7月8日(月)
万年筆の書き心地
鳥取駅前の目抜き通りを歩いている時、洒落たオーダー万年筆店が目に入りました。
店内に入るとショーケースに重厚な万年筆がずらりと並んでいます。一本一本が存在感を放ち、色や形が個性的で、宝石のような輝きを放つ逸品もありました。
「どうです、試しに書き心地を確かめてみては」と店主が差し出したのは、トレイに並ぶ中でも一番に高級そうな万年筆でした。手にとってみると、しっくりと指になじみ、ペン先が軽快に走ります。「これなら長時間使っていても疲れを感じないし、喋るようにペンが動いていきますね。この万年筆のお値段は?」恐る恐る聞くと、「38万円で、今予約するとお届けは2年後です」
この店のオーダー万年筆は世界的な人気製品のようです。
店内に目をやると、大きな赤いカレンダーが貼られ、よく見ると因幡国の麒麟獅子が描かれています。この地独特の民俗芸能で、世界遺産の認定取得を待ちわびているところでした。
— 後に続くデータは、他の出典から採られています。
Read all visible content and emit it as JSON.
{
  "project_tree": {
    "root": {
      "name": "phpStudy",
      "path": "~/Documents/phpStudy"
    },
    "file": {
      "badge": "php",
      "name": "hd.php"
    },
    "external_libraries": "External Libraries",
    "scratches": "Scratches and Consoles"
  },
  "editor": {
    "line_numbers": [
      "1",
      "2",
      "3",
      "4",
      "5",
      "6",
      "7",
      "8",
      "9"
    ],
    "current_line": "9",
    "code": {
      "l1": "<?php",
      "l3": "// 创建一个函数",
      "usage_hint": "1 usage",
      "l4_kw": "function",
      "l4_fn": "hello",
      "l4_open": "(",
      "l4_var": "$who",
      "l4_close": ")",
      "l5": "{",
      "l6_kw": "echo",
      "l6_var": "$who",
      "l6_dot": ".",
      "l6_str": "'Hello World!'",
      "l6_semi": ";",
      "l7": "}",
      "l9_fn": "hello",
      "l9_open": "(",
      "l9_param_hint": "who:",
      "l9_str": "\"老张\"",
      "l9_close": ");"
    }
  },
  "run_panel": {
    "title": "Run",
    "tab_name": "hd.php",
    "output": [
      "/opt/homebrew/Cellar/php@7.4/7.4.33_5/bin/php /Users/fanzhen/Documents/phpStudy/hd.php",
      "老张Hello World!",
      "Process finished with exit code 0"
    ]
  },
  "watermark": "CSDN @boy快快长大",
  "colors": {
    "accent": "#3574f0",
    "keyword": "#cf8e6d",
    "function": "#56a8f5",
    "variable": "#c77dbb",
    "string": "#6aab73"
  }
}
「25年前に鳥取市を訪れた際に麒麟獅子の研究発表を聞きました」当時の様子が鮮明によみがえってきました。
「奇遇ですね。その発表の場にいたのが私です。まちの固有のものを探して、地域活性化のシンボルにしようと模索していたのです」と店主。
25年もの間、麒麟獅子一筋にまちおこしを貫いてきたことに深い感動を覚えると共に、不思議な縁を感じました。
「もっとお手軽な万年筆はありませんか」モジモジと店主に尋ねると、取り出したのは、ドイツ製のペリカンの万年筆です。キャップを回し、試してみると、文字が上手くなったような書き心地です。
しばらく忘れていた感触を実感した瞬間、値段も聞かずにペンをレジに差し出している自分がいました。